That’s incorrect. I know that my generation was vaccinated against a more limited set of diseases and has survived pretty well.
“There’s no need for the smartphones. I know that my generation only had landlines to use, and has survived pretty well.”
“Back in the day, smallpox was just a fact of life. Most people lived. What’s the big deal about it anyway, afterall, we survived pretty well, and it’s not like it was holding our society back”
“Why do we need to wash our hands before surgery? We’ve survived pretty well so far like this.”
Just because you have not personally seen someone die from a vaccine preventable disease doesn’t mean that it doesn’t happen, or that it’s okay.
Here’s some information about some of the diseases you have mentioned and their associated vaccines.
Hep A is not routinely offered in the UK because it’s considered very low risk there. Even in the US, hep A is usually only something that gets introduced after someone visits a high incidence country. Likely, hep A’s risk in the US is partly because we share a border with a high incidence country. Hep A is spread through contaminated food and water, and it takes an incredibly low amount of virus to cause disease in a person. When you get it as an adult, it can lead to some really serious liver complications, and many cases end up hospitalized. Likely, hep A in the UK is because they don’t expect to get an influx of people coming in who are infected with hep A. By the way, currently, we are experiencing a hepatitis A outbreak of unprecendented scale and duration in San Diego, CA, and Michigan.
The point of the chickenpox vaccine is only partly to protect the kids. The vaccine will also mean that kids who are vaccinated against chickenpox won’t get shingles. Also, when you get it as an adult, it is Bad Times.

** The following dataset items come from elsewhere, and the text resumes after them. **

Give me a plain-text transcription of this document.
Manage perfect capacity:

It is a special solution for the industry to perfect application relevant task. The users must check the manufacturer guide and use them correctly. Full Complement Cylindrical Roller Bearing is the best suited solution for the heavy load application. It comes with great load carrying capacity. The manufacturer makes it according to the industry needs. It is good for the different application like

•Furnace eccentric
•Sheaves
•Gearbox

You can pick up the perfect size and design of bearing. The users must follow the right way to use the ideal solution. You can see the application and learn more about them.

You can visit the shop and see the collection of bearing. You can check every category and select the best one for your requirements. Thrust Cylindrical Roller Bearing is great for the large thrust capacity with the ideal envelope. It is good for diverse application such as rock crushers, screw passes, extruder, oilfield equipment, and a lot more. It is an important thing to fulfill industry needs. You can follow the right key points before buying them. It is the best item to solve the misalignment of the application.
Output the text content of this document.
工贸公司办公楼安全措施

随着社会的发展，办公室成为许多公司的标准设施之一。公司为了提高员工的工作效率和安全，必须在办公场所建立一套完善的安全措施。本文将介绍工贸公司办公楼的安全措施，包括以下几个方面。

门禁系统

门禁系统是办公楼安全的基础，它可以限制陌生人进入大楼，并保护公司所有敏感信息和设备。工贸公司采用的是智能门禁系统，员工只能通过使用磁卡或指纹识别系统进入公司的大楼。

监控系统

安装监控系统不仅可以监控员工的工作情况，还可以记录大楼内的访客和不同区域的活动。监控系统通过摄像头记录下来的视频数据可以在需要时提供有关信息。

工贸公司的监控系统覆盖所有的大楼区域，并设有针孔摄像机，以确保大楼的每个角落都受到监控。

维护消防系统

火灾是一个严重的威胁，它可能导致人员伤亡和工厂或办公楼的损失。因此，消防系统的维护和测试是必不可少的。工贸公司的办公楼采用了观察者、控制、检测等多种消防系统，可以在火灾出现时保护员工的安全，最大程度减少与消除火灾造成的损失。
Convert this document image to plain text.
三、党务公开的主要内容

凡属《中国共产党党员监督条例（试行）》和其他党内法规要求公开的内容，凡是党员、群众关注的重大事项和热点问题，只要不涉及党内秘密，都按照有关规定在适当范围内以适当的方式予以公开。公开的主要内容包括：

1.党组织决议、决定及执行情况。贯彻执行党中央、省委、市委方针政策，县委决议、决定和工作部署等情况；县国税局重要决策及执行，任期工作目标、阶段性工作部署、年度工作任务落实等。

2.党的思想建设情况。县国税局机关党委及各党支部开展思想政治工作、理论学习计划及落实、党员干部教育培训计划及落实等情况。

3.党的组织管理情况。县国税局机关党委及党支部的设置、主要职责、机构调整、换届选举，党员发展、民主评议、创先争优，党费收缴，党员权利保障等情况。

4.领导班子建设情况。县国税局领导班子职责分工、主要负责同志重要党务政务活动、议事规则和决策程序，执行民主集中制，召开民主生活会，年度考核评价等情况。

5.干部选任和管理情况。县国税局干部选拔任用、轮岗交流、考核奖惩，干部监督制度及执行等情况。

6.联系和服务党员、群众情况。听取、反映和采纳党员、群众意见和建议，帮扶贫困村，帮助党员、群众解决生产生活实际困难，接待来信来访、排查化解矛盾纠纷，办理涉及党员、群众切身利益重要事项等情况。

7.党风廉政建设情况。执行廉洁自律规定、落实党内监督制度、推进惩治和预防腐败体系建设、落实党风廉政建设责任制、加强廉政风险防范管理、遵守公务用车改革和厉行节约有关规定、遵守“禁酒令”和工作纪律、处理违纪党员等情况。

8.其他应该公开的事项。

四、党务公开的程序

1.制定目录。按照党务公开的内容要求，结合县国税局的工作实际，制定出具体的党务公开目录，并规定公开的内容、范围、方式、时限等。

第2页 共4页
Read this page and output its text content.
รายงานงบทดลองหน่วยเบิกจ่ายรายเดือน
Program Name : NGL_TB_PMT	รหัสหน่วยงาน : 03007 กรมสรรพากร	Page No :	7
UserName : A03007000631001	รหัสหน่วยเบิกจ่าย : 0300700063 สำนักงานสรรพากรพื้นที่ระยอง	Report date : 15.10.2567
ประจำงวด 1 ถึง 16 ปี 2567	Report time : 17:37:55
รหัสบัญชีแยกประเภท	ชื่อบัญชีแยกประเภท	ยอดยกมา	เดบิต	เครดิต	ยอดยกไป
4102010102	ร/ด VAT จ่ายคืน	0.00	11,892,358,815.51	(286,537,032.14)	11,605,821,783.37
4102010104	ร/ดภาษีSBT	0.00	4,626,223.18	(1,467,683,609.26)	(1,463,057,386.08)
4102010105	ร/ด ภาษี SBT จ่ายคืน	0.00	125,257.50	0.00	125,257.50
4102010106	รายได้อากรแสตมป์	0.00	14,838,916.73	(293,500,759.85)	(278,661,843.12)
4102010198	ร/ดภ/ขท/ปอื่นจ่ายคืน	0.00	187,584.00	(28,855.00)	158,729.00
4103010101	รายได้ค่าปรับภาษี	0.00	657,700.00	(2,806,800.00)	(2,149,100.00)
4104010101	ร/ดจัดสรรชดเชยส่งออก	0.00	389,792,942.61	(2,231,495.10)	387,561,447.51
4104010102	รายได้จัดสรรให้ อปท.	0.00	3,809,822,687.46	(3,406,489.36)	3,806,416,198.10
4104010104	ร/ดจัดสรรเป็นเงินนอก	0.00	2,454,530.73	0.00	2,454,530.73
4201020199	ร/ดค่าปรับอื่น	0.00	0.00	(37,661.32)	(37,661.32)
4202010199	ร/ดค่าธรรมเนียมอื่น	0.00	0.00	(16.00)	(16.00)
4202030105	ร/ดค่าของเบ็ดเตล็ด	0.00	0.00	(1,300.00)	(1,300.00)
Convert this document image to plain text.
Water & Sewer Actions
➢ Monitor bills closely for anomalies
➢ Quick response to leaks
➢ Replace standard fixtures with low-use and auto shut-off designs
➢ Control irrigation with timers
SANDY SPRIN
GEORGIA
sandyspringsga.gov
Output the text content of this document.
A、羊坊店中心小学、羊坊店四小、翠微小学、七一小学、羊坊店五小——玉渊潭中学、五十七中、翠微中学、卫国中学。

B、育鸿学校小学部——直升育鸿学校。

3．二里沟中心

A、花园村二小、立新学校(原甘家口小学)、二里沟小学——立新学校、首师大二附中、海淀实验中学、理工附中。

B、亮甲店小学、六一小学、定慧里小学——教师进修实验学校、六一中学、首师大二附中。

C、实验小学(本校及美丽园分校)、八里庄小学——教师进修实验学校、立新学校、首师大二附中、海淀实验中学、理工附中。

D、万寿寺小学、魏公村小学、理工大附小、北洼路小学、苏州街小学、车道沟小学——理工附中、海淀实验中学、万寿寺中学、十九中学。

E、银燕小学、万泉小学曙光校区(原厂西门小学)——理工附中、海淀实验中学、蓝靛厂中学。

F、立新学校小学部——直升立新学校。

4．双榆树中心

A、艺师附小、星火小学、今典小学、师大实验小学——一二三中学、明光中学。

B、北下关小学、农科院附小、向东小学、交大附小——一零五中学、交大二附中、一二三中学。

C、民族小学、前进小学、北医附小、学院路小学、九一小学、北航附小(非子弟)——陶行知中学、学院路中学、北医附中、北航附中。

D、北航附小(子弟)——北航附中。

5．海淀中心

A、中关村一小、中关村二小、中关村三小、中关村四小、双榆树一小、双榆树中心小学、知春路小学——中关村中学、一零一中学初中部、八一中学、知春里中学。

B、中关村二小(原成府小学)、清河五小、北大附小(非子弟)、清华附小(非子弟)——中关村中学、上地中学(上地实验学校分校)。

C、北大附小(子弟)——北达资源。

Meningococcus vaccine isn’t recommended until you’re 12 years old. The CBA on it has been a bit back and forth, but this one is likely due to cultural things—meningococcus meningitis outbreaks are common when kids from all sorts of different places end up in one place (aka, college, frats (especially!!), team sports, spending a lot of time in close contact with others). Because the course of the disease is real quick (healthy to dead in less than 24 hours) and morbidity is so bad, it’s pretty much recommended due to an abundance of caution. Two years ago, Santa Clara University had a case, and the state responded by mass vaccinating everyone on campus—something like 5,000 people in two days. Such an effort was hideously expensive, but still worth it to the state in terms of morbidity avoided.
Hep B is recommended because 1) there’s no cure for it, and 2) having HBV increases your risk of liver cancer by an insane degree. Infection as a kid usually leads to lifetime infection in a carrier state (or to disease progression), whereas infection as an adult is less likely to lead to chronic illness. It’s really common in East Asians and Africans, and HBV is also considered endemic in Latin American countries. Of your listed countries, the USA is also the most ethnically diverse. Basically, you’re risking putting your kid at risk for liver cancer down the line. Also, HBV costs Medicare a shit ton of money every year in liver transplant/ liver cancer treatment costs.
For your point #2, those aren’t “cultural” differences. It is literally the difference in your risk of getting the disease. TB is endemic and fairly high incidence in pretty much all of Asia. The US recommends against TB because we are a low incidence country and not vaccinating people makes it a whole lot easier for us to detect cases (case detection is through looking for immune reaction against TB. Having a vaccination means you have to either do a more involved test or a chest X-ray).
Every single disease on that list has significant morbidity associated with it, if not now then later in life.
The government also makes cars have seatbelts and airbags; is this because seatbelt and airbag manufacturers lobbied the government? How dare they make you pay for features you don’t want! If you think you’re never going to need that airbag, why should you pay for it?
As a reader of this site, I feel like you should understand that humans are very bad at evaluating small percentages. Under this lens, look at the risk of harm that the vaccination poses to your child, then look at the risk of harm that getting the disease may pose to your child.
The cost benefit analysis you should be doing is how much it will cost you to do this today versus how much pain it’s going to cause your kid in the future.